Emerald Group Publishing Ltd

School

School of Business

RAS ID

20331

Comments

Susomrith, P., Coetzer, A. (2015). Employees’ perceptions of barriers to participation in training and development in small engineering businesses in Journal of Workplace Learning, 27(7), 561-578. Available here.

Abstract

Purpose – This paper aims to investigate barriers to employee participation in voluntary formal training and development opportunities from the perspective of employees in small engineering businesses. Design/methodology/approach – An exploratory qualitative methodology involving data collection via site visits and in-depth semi-structured interviews with 20 employees in five small engineering businesses was used. Interviews explored the role of developmental proactivity and employees’ perceptions of conditions in the immediate work environment and industry sector that represent barriers to their participation in formal training and development. Interview transcripts were analysed using thematic analysis. Findings – Three key findings are as follows. First, proactive behaviour regarding access to external training and development is muted in small business settings because of strong resource allocation norms. Second, factors in the internal work environment rather than the industry sector constitute the major barriers to training and development. Third, owner-managers and employees appear to have significantly differing perspectives of barriers to training and development.
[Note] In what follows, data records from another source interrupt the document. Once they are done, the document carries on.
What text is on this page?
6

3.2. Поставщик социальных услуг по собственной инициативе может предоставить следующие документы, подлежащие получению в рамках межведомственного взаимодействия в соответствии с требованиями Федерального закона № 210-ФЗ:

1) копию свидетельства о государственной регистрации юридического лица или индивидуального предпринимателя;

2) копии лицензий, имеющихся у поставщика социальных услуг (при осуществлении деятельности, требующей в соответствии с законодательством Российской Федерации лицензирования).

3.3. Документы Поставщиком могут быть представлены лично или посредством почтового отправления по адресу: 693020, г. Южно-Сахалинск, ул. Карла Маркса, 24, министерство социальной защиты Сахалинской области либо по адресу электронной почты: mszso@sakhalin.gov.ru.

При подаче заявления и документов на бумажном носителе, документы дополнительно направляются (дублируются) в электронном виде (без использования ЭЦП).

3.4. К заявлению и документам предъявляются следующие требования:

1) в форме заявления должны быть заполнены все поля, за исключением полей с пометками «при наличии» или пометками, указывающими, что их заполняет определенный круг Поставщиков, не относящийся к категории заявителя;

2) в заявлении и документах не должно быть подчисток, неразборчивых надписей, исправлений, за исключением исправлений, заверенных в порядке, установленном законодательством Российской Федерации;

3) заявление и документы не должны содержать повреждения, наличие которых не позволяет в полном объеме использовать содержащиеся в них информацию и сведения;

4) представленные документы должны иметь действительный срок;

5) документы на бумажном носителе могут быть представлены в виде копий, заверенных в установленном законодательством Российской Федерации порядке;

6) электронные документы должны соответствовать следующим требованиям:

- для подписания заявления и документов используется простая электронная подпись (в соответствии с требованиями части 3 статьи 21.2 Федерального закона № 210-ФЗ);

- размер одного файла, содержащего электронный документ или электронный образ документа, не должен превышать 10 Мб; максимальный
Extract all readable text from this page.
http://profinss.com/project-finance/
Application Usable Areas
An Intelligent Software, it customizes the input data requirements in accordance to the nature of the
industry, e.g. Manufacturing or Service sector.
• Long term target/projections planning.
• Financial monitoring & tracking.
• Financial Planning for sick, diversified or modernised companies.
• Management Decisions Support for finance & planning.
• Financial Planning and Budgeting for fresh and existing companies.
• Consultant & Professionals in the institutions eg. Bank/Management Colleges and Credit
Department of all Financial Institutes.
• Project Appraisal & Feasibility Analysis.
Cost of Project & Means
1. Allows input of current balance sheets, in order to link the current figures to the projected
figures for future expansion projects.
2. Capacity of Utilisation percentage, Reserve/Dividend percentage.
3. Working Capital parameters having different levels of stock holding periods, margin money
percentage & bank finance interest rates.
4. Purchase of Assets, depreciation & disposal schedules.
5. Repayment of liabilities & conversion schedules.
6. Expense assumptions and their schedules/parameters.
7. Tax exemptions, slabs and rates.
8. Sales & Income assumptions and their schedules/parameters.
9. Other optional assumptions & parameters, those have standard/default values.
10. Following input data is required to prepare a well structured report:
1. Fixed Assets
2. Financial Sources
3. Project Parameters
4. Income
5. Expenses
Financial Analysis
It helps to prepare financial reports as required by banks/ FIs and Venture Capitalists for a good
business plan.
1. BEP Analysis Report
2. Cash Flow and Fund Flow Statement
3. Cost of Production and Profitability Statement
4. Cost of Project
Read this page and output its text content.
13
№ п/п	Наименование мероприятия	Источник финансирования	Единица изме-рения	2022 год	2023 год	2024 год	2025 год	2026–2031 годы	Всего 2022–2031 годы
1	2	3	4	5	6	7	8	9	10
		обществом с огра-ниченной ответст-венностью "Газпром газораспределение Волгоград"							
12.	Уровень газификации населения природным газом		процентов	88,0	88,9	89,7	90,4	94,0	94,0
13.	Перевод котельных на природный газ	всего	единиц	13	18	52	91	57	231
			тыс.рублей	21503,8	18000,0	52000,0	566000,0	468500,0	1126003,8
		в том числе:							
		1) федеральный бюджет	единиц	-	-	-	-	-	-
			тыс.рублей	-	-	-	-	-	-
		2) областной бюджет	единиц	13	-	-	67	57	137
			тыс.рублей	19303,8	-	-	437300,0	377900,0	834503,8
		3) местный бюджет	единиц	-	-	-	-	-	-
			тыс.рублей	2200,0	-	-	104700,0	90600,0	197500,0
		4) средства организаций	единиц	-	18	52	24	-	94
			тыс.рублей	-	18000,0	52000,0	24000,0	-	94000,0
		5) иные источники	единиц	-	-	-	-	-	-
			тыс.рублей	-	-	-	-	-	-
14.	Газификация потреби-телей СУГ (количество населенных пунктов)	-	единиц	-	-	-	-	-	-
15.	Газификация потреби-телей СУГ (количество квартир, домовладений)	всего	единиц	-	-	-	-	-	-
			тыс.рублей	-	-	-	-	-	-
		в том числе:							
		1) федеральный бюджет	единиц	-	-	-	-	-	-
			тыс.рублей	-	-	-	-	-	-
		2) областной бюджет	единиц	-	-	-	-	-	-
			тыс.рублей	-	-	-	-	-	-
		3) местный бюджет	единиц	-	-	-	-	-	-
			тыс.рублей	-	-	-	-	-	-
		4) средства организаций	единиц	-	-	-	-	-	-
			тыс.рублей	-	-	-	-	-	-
Research limitations/implications – The findings suggest avenues for future research. These include examining how workplace norms influence employee behaviour with regard to accessing formal training and development and investigating the learning strategies that employees use to compensate for a lack of access to training and development. Originality/value – Research into relatively low levels of employee participation in formal training and development in small businesses is deficient because it predominantly involves surveys of owner-managers’ opinions. This study is novel because it seeks to generate new insights not previously articulated by employees. The study yielded four propositions that have practical and research implications.